VERBANIA – 09.03.2017 – La sentenza sarà

il 6 aprile, ma il processo è ormai chiuso con il pm che ha chiesto la condanna di tutti gli imputati. In una sola udienza è già giunto al capolinea – su tutti i fatti, che risalgono al 2010, incombe comunque la prescrizione – il processo bis del convitto di Crodo. Il bis si riferisce al fatto che è la seconda volta che l’appalto con cui la Provincia commissionò la realizzazione dell’ostello a servizio dell’istituto agrario “Fobelli” è oggetto di un procedimento penale. Nel primo, esaurito in nove udienze, il giudice Rosa Maria Fornelli s’era pronunciata per l’assoluzione con formula piena, sentenza appellata dal sostituto procuratore Nicola Mezzina che ha poi istruito un secondo procedimento, identico nel reato contestato ma diverso nel capo d’imputazione.

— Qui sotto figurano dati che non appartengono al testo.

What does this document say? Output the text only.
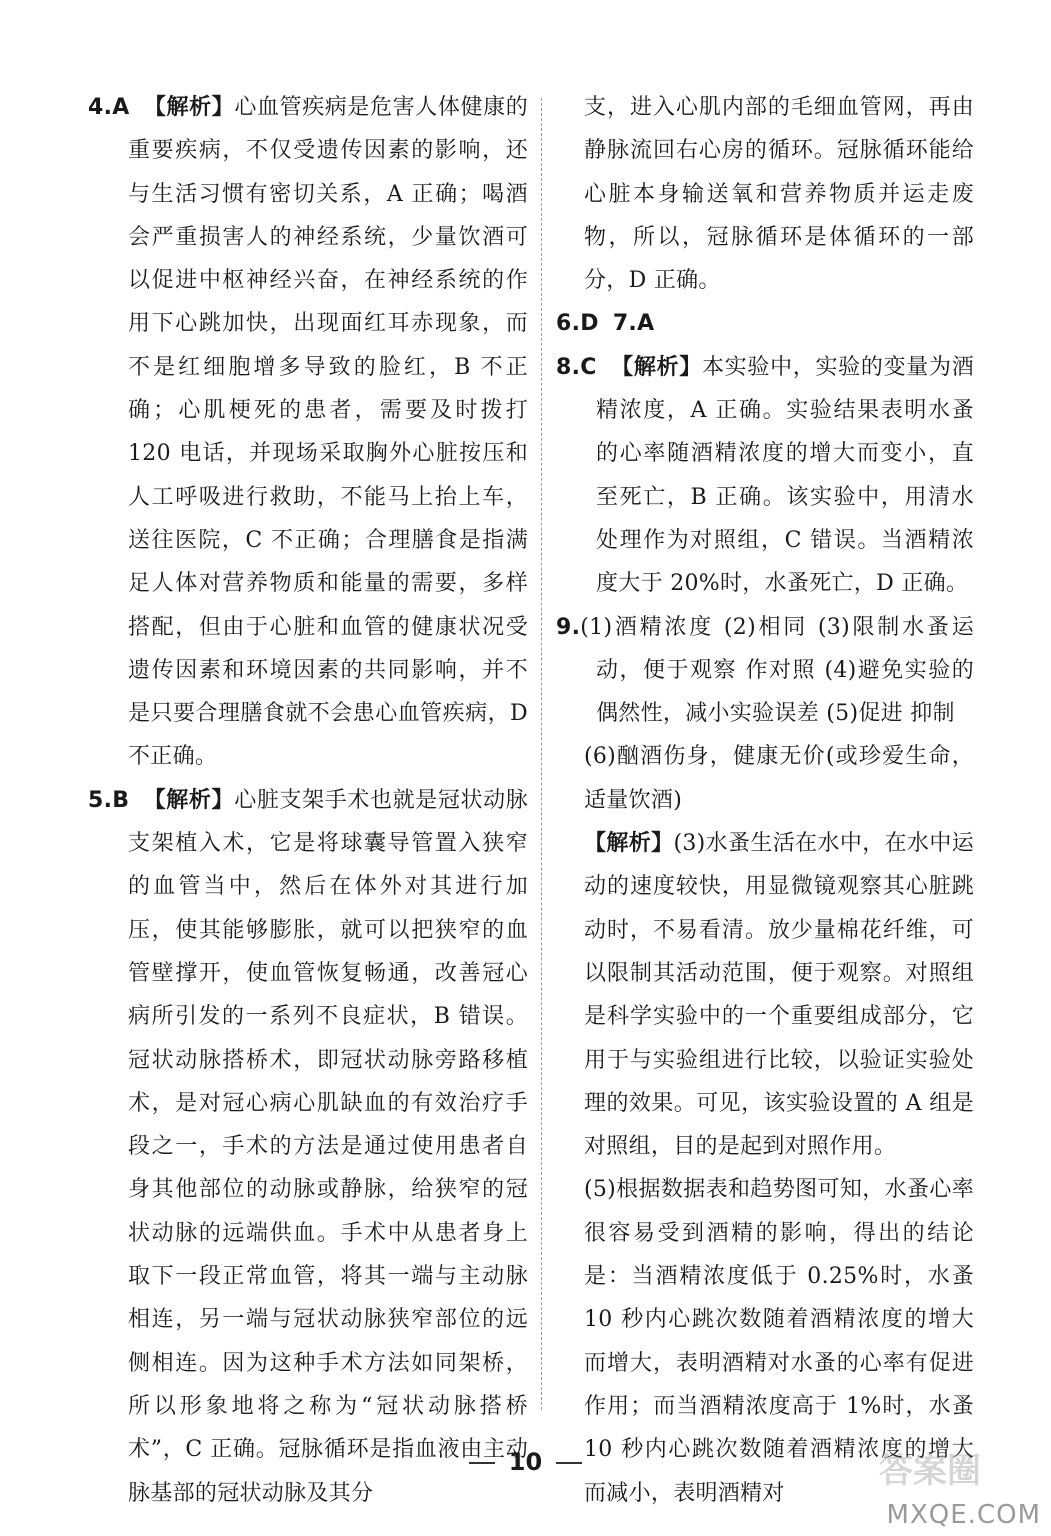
4.A 【解析】心血管疾病是危害人体健康的重要疾病，不仅受遗传因素的影响，还与生活习惯有密切关系，A 正确；喝酒会严重损害人的神经系统，少量饮酒可以促进中枢神经兴奋，在神经系统的作用下心跳加快，出现面红耳赤现象，而不是红细胞增多导致的脸红，B 不正确；心肌梗死的患者，需要及时拨打 120 电话，并现场采取胸外心脏按压和人工呼吸进行救助，不能马上抬上车，送往医院，C 不正确；合理膳食是指满足人体对营养物质和能量的需要，多样搭配，但由于心脏和血管的健康状况受遗传因素和环境因素的共同影响，并不是只要合理膳食就不会患心血管疾病，D 不正确。

5.B 【解析】心脏支架手术也就是冠状动脉支架植入术，它是将球囊导管置入狭窄的血管当中，然后在体外对其进行加压，使其能够膨胀，就可以把狭窄的血管壁撑开，使血管恢复畅通，改善冠心病所引发的一系列不良症状，B 错误。冠状动脉搭桥术，即冠状动脉旁路移植术，是对冠心病心肌缺血的有效治疗手段之一，手术的方法是通过使用患者自身其他部位的动脉或静脉，给狭窄的冠状动脉的远端供血。手术中从患者身上取下一段正常血管，将其一端与主动脉相连，另一端与冠状动脉狭窄部位的远侧相连。因为这种手术方法如同架桥，所以形象地将之称为“冠状动脉搭桥术”，C 正确。冠脉循环是指血液由主动脉基部的冠状动脉及其分

支，进入心肌内部的毛细血管网，再由静脉流回右心房的循环。冠脉循环能给心脏本身输送氧和营养物质并运走废物，所以，冠脉循环是体循环的一部分，D 正确。

6.D 7.A

8.C 【解析】本实验中，实验的变量为酒精浓度，A 正确。实验结果表明水蚤的心率随酒精浓度的增大而变小，直至死亡，B 正确。该实验中，用清水处理作为对照组，C 错误。当酒精浓度大于 20%时，水蚤死亡，D 正确。

9.(1)酒精浓度 (2)相同 (3)限制水蚤运动，便于观察 作对照 (4)避免实验的偶然性，减小实验误差 (5)促进 抑制

(6)酗酒伤身，健康无价(或珍爱生命，适量饮酒)

【解析】(3)水蚤生活在水中，在水中运动的速度较快，用显微镜观察其心脏跳动时，不易看清。放少量棉花纤维，可以限制其活动范围，便于观察。对照组是科学实验中的一个重要组成部分，它用于与实验组进行比较，以验证实验处理的效果。可见，该实验设置的 A 组是对照组，目的是起到对照作用。

(5)根据数据表和趋势图可知，水蚤心率很容易受到酒精的影响，得出的结论是：当酒精浓度低于 0.25%时，水蚤 10 秒内心跳次数随着酒精浓度的增大而增大，表明酒精对水蚤的心率有促进作用；而当酒精浓度高于 1%时，水蚤 10 秒内心跳次数随着酒精浓度的增大而减小，表明酒精对

10	答案圈
MXQE.COM
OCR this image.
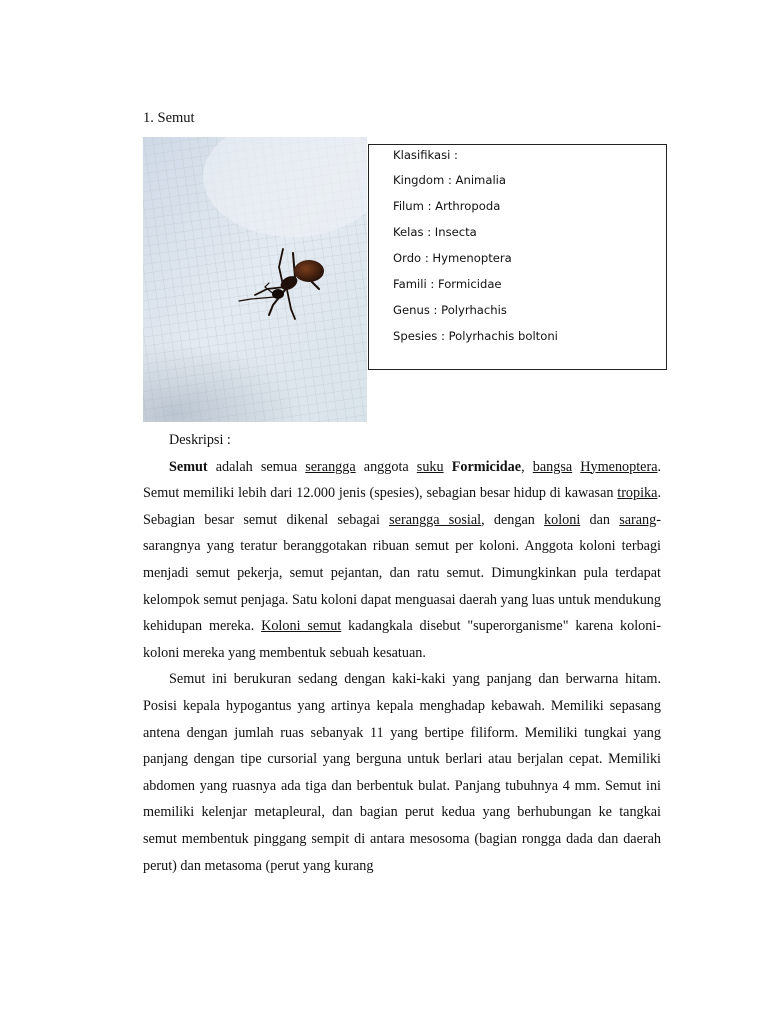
1. Semut
Klasifikasi :
Kingdom : Animalia
Filum : Arthropoda
Kelas : Insecta
Ordo : Hymenoptera
Famili : Formicidae
Genus : Polyrhachis
Spesies : Polyrhachis boltoni

Deskripsi :

Semut adalah semua serangga anggota suku Formicidae, bangsa Hymenoptera. Semut memiliki lebih dari 12.000 jenis (spesies), sebagian besar hidup di kawasan tropika. Sebagian besar semut dikenal sebagai serangga sosial, dengan koloni dan sarang-sarangnya yang teratur beranggotakan ribuan semut per koloni. Anggota koloni terbagi menjadi semut pekerja, semut pejantan, dan ratu semut. Dimungkinkan pula terdapat kelompok semut penjaga. Satu koloni dapat menguasai daerah yang luas untuk mendukung kehidupan mereka. Koloni semut kadangkala disebut "superorganisme" karena koloni-koloni mereka yang membentuk sebuah kesatuan.

Semut ini berukuran sedang dengan kaki-kaki yang panjang dan berwarna hitam. Posisi kepala hypogantus yang artinya kepala menghadap kebawah. Memiliki sepasang antena dengan jumlah ruas sebanyak 11 yang bertipe filiform. Memiliki tungkai yang panjang dengan tipe cursorial yang berguna untuk berlari atau berjalan cepat. Memiliki abdomen yang ruasnya ada tiga dan berbentuk bulat. Panjang tubuhnya 4 mm. Semut ini memiliki kelenjar metapleural, dan bagian perut kedua yang berhubungan ke tangkai semut membentuk pinggang sempit di antara mesosoma (bagian rongga dada dan daerah perut) dan metasoma (perut yang kurang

A giudizio ci sono tre tecnici e ex tecnici della Provincia, l’ingegner Giandomenico Vallesi, all’epoca dei fatti responsabile dell’Ufficio tecnico, l’ingegner Danilo Recupero (direttore dei lavori), il geometra Massimo Savia (responsabile di cantiere), insieme all’imprenditore Leonardo Turco. Per tutti l’accusa è di concorso in falso ideologico. Secondo la Procura avrebbero alterato le tabelle computometriche dei lavori, facendo risultare una data diversa da quelle in cui in realtà erano stati creati. L’inchiesta nacque da un esposto dello stesso Turco, che chiedeva con insistenza il saldo degli stati di avanzamento lavori, ma che non otteneva il denaro dall’ente, che si giustificava con il rispetto del Patto di stabilità. Esclusa la turbativa d’asta, la Procura si concentrò sulle perizie di variante. Il progetto, infatti, in corso d’opera era stato modificato per venire incontro alle esigenze della scuola. È in questo contesto che l’accusa ritiene siano stati alterati i documenti.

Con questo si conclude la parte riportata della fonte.